Ecodesign is about product design, and the aim is to minimise environmental impacts and to continue doing so throughout a product’s life cycle. The objective of ecodesign is the same as in all activities aimed at protecting the environment, but the relevant principles are taken into account as early as in the manufacturing and design stage:
“You could consider the idea from the perspective of healthcare. It might help to understand the concept of ecodesign if you think about the difference between treating and preventing diseases. We try to prevent and minimise them before they happen,” says Kiertovoima’s lawyer Matias Penttilä, who is working on a doctoral dissertation on ecodesign and also has in-depth knowledge of the ecodesign legislation.
“The scope of the Ecodesign Directive, which focuses mainly on the energy efficiency of certain products, such as refrigerators, is being expanded enormously. This applies both to the requirements and to the product groups that it covers. The result will be a regulation, which means that its binding force will reach the next level. The proposal was published late last year. Less materials will have to be used in the future, and products must be designed to be recycled,” Penttilä explains.
It remains to be seen how product manufacturers can be made to conform to the decree’s objectives effectively. Penttilä says that promoting ecodesign is challenging, but ultimately it will be obligatory:
“In terms of legislation and law-making, it is not easy to draw up legislation that is sufficiently binding and compelling but that does not prevent or slow down innovation. Ecodesign regulation must be in place. The free market has not promoted ecodesign sufficiently, which has become clear over time. It’s interesting that people often talk about the free market yet all markets are subject to a lot of regulations and legislative provisions. Product design has never been “free” as such, as it has been restricted by product safety requirements, for example. New provisions concerning ecodesign will now be introduced to the market.”

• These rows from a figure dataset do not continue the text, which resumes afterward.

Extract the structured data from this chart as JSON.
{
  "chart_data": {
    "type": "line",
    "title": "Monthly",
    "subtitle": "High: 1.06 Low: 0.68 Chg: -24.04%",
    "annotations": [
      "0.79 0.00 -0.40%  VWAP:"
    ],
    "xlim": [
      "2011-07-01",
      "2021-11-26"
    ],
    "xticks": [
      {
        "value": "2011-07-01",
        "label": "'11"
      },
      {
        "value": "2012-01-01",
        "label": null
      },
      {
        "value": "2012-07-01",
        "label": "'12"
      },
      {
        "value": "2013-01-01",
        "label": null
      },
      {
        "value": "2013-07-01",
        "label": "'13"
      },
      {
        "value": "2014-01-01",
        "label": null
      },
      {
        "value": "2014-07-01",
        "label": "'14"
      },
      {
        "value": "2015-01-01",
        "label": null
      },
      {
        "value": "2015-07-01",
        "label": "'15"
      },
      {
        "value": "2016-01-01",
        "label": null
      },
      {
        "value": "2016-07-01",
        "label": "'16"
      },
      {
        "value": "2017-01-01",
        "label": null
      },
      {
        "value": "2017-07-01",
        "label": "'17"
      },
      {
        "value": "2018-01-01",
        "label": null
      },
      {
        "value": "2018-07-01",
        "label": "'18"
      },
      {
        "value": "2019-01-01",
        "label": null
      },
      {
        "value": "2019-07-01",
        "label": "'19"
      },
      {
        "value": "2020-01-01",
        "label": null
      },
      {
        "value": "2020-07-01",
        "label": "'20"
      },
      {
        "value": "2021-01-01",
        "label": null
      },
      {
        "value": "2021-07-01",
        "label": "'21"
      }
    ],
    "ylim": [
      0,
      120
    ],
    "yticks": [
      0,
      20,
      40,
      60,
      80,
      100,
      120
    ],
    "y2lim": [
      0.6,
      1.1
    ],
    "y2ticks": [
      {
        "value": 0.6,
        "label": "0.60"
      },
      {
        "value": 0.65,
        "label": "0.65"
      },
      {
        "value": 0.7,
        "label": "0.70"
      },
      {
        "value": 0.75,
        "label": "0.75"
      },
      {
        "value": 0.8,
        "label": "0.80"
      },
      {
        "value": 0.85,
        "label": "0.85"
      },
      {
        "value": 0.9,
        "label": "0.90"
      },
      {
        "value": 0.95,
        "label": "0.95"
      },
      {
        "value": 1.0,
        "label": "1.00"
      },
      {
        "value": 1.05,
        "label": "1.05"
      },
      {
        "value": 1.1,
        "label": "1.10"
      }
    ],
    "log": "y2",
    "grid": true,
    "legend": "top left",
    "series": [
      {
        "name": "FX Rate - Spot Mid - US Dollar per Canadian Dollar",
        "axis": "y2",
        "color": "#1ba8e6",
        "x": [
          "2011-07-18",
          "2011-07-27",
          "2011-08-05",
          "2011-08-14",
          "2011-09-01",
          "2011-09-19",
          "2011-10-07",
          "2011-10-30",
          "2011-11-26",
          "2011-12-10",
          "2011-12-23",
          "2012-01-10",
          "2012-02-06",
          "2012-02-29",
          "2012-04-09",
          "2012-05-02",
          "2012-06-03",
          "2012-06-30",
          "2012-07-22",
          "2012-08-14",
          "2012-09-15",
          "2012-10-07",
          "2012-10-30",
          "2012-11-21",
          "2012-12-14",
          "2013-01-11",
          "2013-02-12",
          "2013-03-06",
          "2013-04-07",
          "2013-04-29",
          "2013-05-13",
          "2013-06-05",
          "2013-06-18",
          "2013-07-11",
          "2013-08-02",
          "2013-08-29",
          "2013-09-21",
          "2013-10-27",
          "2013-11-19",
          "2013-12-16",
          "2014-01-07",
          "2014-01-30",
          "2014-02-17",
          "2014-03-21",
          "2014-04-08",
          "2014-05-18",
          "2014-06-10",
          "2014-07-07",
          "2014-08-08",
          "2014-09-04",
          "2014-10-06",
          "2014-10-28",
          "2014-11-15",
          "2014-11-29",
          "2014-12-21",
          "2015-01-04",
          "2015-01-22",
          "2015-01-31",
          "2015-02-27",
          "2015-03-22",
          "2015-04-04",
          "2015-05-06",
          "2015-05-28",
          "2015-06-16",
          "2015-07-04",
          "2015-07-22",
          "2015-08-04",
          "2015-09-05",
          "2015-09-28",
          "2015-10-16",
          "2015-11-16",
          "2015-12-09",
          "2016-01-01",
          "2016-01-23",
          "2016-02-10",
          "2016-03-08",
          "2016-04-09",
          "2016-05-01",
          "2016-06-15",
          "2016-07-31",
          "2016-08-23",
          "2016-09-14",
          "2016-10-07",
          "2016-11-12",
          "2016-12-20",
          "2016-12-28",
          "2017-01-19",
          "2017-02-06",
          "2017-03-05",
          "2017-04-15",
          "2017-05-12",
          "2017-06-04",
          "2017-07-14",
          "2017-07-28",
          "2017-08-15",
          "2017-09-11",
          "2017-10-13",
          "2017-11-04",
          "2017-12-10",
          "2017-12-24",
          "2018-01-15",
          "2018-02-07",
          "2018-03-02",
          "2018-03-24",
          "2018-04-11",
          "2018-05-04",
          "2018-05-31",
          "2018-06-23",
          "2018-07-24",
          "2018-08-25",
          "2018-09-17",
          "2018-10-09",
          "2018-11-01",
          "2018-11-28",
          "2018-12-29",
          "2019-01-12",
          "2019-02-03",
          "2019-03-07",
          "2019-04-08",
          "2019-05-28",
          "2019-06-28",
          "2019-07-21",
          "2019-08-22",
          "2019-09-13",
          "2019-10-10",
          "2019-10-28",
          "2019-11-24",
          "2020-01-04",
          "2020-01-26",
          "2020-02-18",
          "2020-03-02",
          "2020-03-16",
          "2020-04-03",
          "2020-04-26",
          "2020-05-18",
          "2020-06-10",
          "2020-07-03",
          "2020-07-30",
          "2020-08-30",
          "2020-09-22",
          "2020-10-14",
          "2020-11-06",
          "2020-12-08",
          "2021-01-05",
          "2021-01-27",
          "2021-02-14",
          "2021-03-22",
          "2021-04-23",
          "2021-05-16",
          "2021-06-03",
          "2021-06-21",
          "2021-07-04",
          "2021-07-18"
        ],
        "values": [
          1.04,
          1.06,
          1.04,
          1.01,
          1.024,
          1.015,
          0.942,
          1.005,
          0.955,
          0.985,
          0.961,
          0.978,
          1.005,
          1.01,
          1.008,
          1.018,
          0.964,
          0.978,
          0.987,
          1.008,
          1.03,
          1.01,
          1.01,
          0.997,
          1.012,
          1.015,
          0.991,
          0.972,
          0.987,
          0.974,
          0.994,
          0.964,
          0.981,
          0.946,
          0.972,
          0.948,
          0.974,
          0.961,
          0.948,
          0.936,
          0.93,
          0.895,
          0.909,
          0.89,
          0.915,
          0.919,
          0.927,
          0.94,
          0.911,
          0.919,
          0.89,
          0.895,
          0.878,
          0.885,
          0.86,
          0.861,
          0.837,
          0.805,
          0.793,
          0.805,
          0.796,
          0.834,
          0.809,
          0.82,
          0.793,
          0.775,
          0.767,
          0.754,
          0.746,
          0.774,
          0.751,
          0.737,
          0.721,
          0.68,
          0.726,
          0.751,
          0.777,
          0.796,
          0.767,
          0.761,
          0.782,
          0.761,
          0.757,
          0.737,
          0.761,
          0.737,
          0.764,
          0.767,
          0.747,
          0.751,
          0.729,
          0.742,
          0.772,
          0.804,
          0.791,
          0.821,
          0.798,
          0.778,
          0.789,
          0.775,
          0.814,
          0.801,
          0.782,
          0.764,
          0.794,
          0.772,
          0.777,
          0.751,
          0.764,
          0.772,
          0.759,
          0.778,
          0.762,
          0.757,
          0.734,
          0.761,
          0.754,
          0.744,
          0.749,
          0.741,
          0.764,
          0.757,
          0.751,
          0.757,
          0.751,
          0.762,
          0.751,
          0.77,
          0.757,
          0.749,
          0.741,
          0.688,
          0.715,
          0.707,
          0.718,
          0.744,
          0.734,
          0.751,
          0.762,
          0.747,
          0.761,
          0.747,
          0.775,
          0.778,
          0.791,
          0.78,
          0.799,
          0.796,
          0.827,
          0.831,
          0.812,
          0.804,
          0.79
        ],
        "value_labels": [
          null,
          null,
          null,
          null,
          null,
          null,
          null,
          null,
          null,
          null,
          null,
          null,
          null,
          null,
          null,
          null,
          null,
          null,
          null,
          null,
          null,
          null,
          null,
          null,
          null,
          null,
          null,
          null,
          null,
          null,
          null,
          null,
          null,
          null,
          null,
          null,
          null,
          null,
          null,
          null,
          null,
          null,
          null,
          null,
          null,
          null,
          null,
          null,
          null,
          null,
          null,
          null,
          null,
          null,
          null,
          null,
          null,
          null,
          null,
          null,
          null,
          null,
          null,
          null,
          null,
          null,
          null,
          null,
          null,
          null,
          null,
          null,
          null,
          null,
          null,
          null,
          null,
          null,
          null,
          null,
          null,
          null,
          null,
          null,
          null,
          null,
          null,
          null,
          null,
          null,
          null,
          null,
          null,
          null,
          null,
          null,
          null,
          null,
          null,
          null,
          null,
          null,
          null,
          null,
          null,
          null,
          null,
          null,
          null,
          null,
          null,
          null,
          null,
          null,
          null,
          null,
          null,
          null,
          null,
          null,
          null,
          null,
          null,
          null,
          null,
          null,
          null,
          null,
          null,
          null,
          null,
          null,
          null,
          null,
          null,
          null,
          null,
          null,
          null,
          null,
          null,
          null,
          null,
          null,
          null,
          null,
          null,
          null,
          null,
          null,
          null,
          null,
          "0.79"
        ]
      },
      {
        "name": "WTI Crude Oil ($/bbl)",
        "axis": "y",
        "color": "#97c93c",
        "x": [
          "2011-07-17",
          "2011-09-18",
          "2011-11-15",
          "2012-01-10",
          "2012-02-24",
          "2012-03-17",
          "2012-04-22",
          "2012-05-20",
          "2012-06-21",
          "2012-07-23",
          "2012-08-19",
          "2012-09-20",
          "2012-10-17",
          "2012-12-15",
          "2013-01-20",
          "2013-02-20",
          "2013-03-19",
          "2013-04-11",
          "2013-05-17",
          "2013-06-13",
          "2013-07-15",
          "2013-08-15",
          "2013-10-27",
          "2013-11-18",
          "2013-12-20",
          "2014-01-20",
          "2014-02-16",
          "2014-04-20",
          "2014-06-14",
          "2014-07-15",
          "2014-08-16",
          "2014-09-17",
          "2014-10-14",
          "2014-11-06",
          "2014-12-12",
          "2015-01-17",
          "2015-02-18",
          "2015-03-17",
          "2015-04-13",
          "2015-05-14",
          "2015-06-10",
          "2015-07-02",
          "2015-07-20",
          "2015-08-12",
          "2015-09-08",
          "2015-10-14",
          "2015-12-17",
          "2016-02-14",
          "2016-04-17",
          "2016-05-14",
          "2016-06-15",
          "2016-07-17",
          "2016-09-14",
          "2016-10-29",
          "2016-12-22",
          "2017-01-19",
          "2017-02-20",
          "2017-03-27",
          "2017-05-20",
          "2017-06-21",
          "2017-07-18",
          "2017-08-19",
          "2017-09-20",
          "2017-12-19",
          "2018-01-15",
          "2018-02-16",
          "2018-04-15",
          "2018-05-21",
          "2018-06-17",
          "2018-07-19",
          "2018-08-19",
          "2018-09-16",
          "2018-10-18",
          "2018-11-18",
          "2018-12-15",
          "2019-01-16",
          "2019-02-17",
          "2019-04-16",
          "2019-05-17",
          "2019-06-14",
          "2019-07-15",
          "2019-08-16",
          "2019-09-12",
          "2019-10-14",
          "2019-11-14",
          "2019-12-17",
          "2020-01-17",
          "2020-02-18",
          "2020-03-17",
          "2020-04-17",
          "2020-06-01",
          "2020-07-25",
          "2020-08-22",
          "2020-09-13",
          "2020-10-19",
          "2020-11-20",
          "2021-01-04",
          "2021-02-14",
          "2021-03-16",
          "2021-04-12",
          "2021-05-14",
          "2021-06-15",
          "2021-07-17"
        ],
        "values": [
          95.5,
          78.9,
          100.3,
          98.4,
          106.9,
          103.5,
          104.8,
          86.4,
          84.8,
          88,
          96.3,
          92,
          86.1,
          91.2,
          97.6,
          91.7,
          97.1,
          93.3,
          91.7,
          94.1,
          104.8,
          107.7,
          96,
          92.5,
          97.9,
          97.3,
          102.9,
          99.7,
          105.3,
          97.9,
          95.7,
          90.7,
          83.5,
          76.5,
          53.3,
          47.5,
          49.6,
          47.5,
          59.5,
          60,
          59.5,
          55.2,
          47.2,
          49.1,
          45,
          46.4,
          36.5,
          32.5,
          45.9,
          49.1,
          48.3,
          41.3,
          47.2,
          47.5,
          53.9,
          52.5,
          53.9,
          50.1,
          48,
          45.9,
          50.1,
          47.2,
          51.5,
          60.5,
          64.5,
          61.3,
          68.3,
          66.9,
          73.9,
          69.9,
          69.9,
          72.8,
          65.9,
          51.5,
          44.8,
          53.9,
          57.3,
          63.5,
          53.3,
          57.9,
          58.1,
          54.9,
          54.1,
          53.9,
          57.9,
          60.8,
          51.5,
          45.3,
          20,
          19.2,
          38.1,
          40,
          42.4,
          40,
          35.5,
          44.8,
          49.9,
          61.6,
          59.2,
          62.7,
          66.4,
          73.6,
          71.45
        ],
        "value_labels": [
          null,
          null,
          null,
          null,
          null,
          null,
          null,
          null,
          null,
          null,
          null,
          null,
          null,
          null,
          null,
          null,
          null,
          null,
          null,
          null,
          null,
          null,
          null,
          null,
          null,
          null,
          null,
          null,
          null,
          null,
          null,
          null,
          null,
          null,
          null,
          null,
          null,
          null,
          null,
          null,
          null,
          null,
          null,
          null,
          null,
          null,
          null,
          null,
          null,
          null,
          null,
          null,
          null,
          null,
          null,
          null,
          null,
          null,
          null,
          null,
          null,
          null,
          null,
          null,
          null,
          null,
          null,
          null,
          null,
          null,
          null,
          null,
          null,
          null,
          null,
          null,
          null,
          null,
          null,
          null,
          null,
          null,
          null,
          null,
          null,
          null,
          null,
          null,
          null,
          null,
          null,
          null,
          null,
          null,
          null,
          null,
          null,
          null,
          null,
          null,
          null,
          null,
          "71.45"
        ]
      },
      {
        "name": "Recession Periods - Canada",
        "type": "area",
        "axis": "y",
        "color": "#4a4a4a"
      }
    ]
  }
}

Ecodesign may mean slightly different things to different people
The new EU decree means that ecodesign will be defined at the legislative level.
Genuine ecodesign products are usually expensive – at least at the time of purchase. Consumers should, therefore, be prepared to pay for quality and sustainability, but a long-lasting, repairable and high-quality product may end up being cheaper during its life cycle than a cheap product.
For companies, ecodesign means that they should make fewer sales – at least in terms of volume. Quality products can, however, have a higher margin than mass-produced goods whose only competitive advantage is their cheap price. Cheap products are also often not really cheap as they harm the environment, but consumers and manufacturers do not see these costs since they come under external costs.
“Ecodesign plays an important part in the environmental impact of products as up to 80% of their environmental impact is determined at the design and manufacturing stage. New regulations can offer rewards to trailblazers, and genuine innovation can have a positive environmental impact while also improving a company’s opportunities, competitiveness and image,” says Penttilä.